Friday, February 23, 2007

We'll 'surge' . . . and 'surge' . . . and 'surge'
until the last solitary Iraqi dies a free man

And that should take about 10 more years or so. File this under "What the politicians aren't telling you" . . . or, "Peeing down your leg and telling you it's raining."

By the time voters catch on to this, you have to wonder whether the Iraqi insurgency is going to be the least of President Bush's worries.

Newsweek's Michael Hirsh
has the scoop:
The British are leaving, the Iraqis are failing and the Americans are staying—and we’re going to be there a lot longer than anyone in Washington is acknowledging right now. As Democrats and Republicans back home try to outdo each other with quick-fix plans for the withdrawal of U.S. troops and funds, what few people seem to have noticed is that Gen. David Petraeus’s new “surge” plan is committing U.S. troops, day by day, to a much deeper and longer-term role in policing Iraq than since the earliest days of the U.S. occupation. How long must we stay under the Petraeus plan? Perhaps 10 years. At least five. In any case, long after George W. Bush has returned to Crawford, Texas, for good.
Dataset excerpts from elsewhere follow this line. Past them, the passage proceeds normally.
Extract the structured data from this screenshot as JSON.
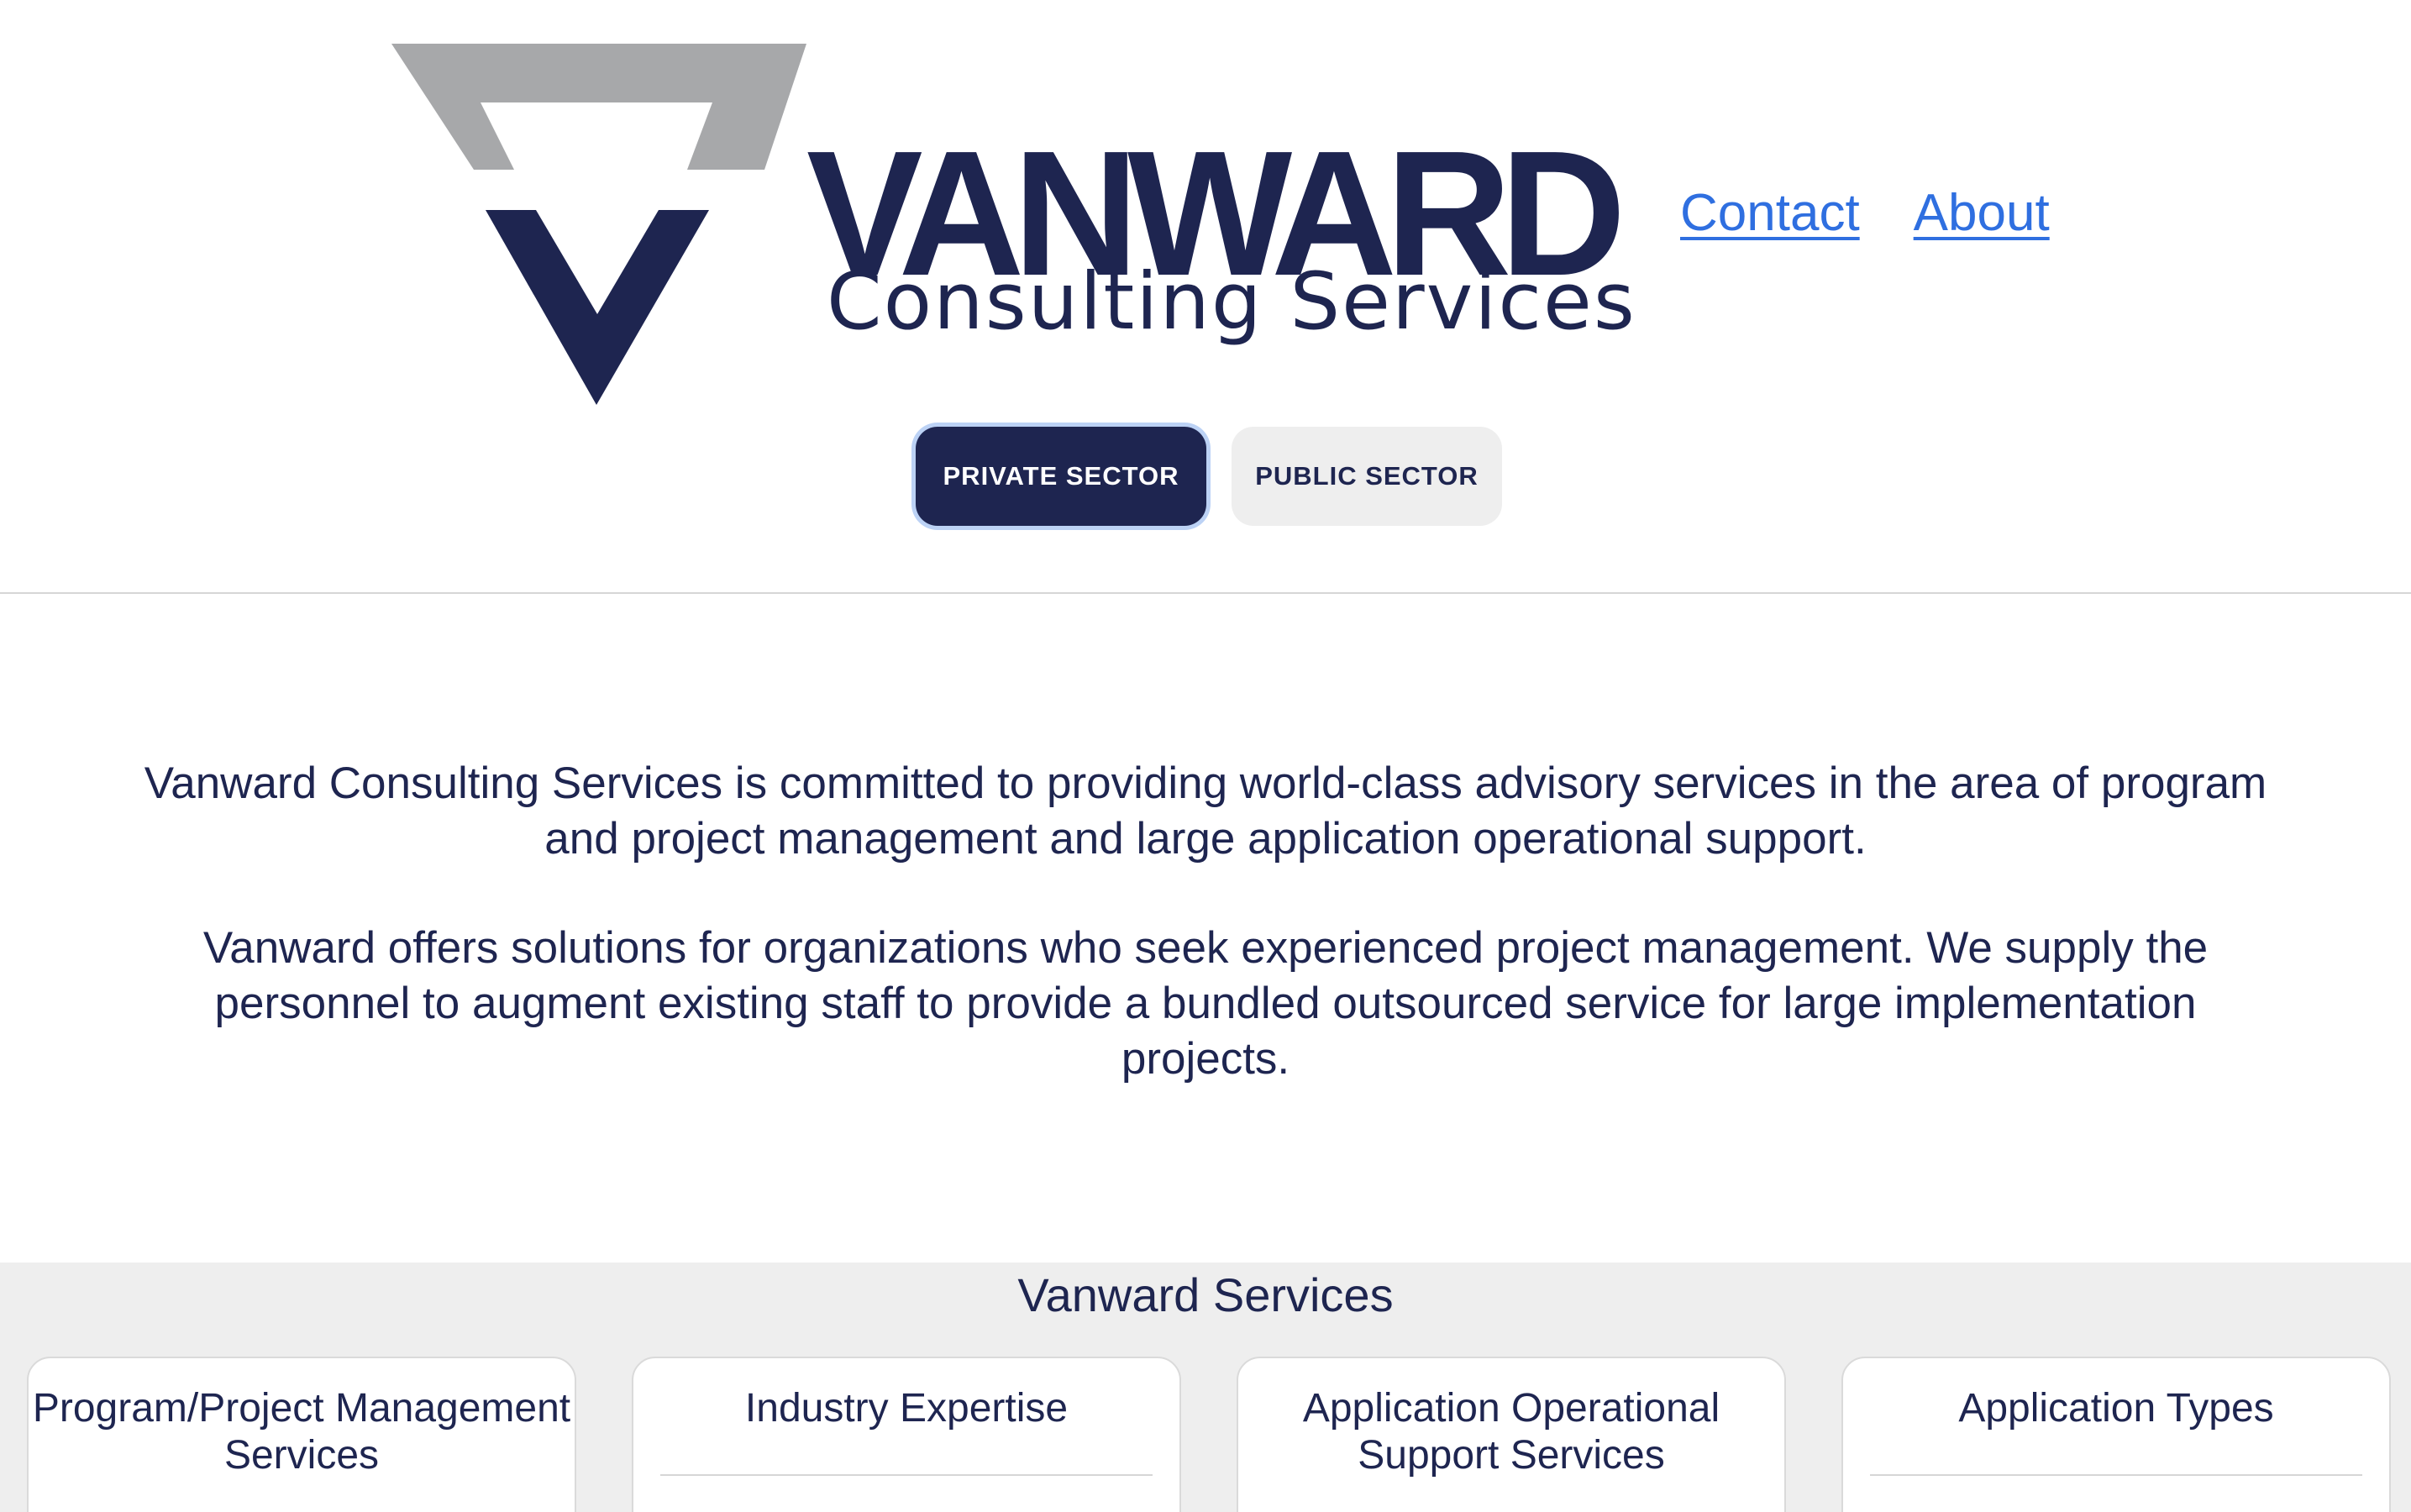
{
  "header": {
    "logo": {
      "wordmark": "VANWARD",
      "subtitle": "Consulting Services",
      "colors": {
        "navy": "#1e2550",
        "grey": "#a7a8aa"
      }
    },
    "nav": {
      "contact_label": "Contact",
      "about_label": "About"
    },
    "sector_tabs": [
      {
        "label": "PRIVATE SECTOR",
        "active": true
      },
      {
        "label": "PUBLIC SECTOR",
        "active": false
      }
    ]
  },
  "intro": {
    "paragraph_1": "Vanward Consulting Services is committed to providing world-class advisory services in the area of program and project management and large application operational support.",
    "paragraph_2": "Vanward offers solutions for organizations who seek experienced project management. We supply the personnel to augment existing staff to provide a bundled outsourced service for large implementation projects."
  },
  "services": {
    "title": "Vanward Services",
    "cards": [
      {
        "title": "Program/Project Management Services"
      },
      {
        "title": "Industry Expertise"
      },
      {
        "title": "Application Operational Support Services"
      },
      {
        "title": "Application Types"
      }
    ]
  },
  "colors": {
    "navy": "#1e2550",
    "link": "#2f6fe0",
    "active_tab_ring": "#bcd2f5",
    "section_bg": "#eeeeee"
  }
}
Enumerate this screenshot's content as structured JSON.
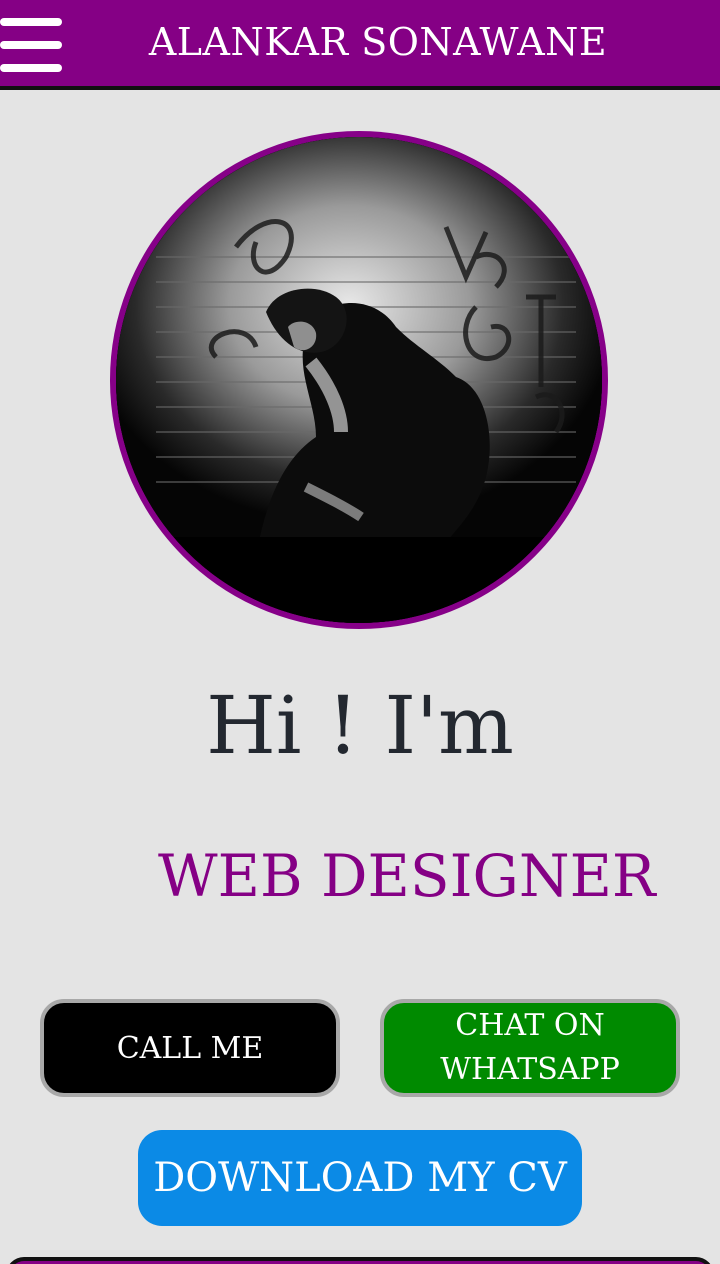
{
  "header": {
    "title": "ALANKAR SONAWANE",
    "menu_icon": "hamburger-menu-icon"
  },
  "hero": {
    "avatar_alt": "profile photo",
    "greeting": "Hi ! I'm",
    "role": "WEB DESIGNER"
  },
  "actions": {
    "call_label": "CALL ME",
    "whatsapp_label_line1": "CHAT ON",
    "whatsapp_label_line2": "WHATSAPP",
    "cv_label": "DOWNLOAD MY CV"
  },
  "colors": {
    "brand_purple": "#850085",
    "background": "#e4e4e4",
    "call_button": "#000000",
    "whatsapp_button": "#008a00",
    "cv_button": "#0b8ae6"
  }
}
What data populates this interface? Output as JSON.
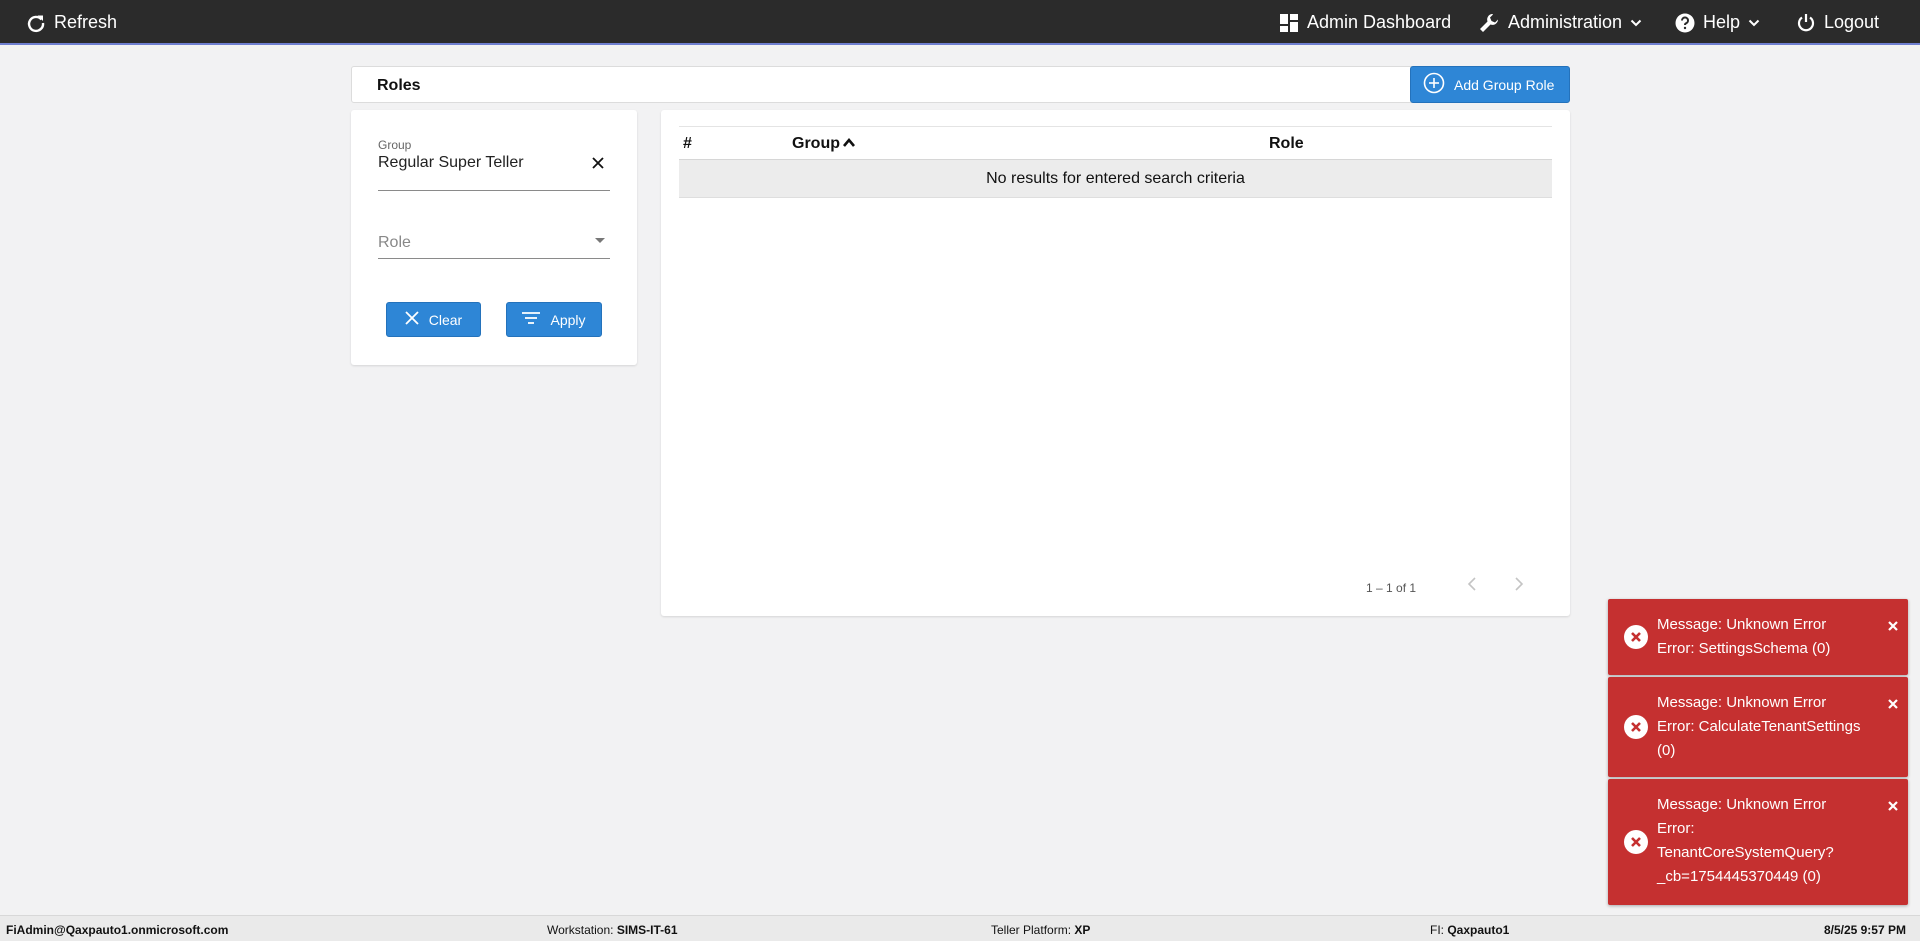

But don’t take my word for it. I’m merely a messenger for a coterie of counterinsurgency experts who have helped to design the Petraeus plan—his so-called “dream team”—and who have discussed it with NEWSWEEK, usually on condition of anonymity, owing to the sensitivity of the subject. To a degree little understood by the U.S. public, Petraeus is engaged in a giant “do-over.” It is a near-reversal of the approach taken by Petraeus’s predecessor as commander of multinational forces in Iraq, Gen. George Casey, until the latter was relieved in early February, and most other top U.S. commanders going back to Rick Sanchez and Tommy Franks. Casey sought to accelerate both the training of Iraqi forces and American withdrawal. By 2008, the remaining 60,000 or so U.S. troops were supposed to be hunkering down in four giant “superbases,” where they would be relatively safe. Under Petraeus’s plan, a U.S. military force of 160,000 or more is setting up hundreds of “mini-forts” all over Baghdad and the rest of the country, right in the middle of the action. The U.S. Army has also stopped pretending that Iraqis—who have failed to build a credible government, military or police force on their own—are in the lead when it comes to kicking down doors and keeping the peace. And that means the future of Iraq depends on the long-term presence of U.S. forces in a way it did not just a few months ago. “We’re putting down roots,” says Philip Carter, a former U.S. Army captain who returned last summer from a year of policing and training in the hot zone around Baquba. “The Americans are no longer willing to accept failure in order to put Iraqis in the lead. You can’t let the mission fail just for the sake of diplomacy.”

Many U.S. military experts now believe that, if there is any hope of stabilizing Iraq, the Petraeus plan is the only way to do it. The critical question now, they say, is whether we have anywhere near enough troops committed to the effort, and whether America has the political will to see the strategy through to the end.

“This is the right strategy: small mini-packets of U.S. troops all over, small ‘oil spots’ [of stability] spreading out. It’s classic counterinsurgency,” says one of the Army’s top experts in irregular warfare, who helped draft the counterinsurgency manual that Petraeus produced while commander at Fort Leavenworth last year—the principles of which the general is applying to Iraq. “But it’s high risk and it’s going to take a long time.”